Automatically suggesting topics for augmenting text documents

  • Authors:
  • Robert West;Doina Precup;Joelle Pineau

  • Affiliations:
  • McGill University, Montréal, PQ, Canada;McGill University, Montréal, PQ, Canada;McGill University, Montréal, PQ, Canada

  • Venue:
  • CIKM '10 Proceedings of the 19th ACM international conference on Information and knowledge management
  • Year:
  • 2010

Quantified Score

Hi-index 0.02

Visualization

Abstract

We present a method for automated topic suggestion. Given a plain-text input document, our algorithm produces a ranking of novel topics that could enrich the input document in a meaningful way. It can thus be used to assist human authors, who often fail to identify important topics relevant to the context of the documents they are writing. Our approach marries two algorithms originally designed for linking documents to Wikipedia articles, proposed by Milne and Witten [15] and West et al. [22]. While neither of them can suggest novel topics by itself, their combination does have this capability.
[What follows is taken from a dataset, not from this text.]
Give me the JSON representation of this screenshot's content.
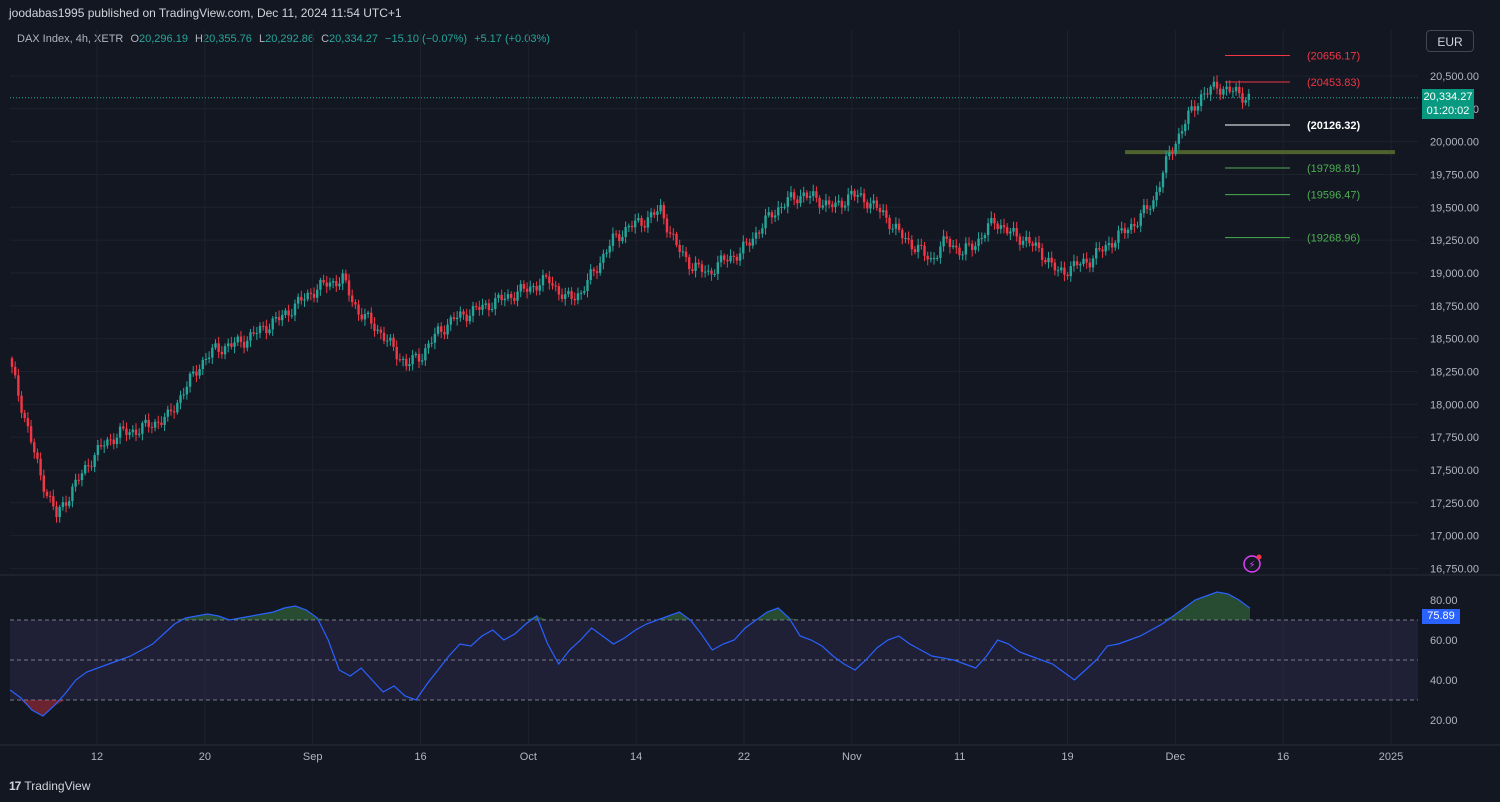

The key step towards finding missing topics consists in generalizing from a large background corpus using principal component analysis. In a quantitative evaluation we conclude that our method achieves the precision of human editors when input documents are Wikipedia articles, and we complement this result with a qualitative analysis showing that the approach also works well on other types of input documents.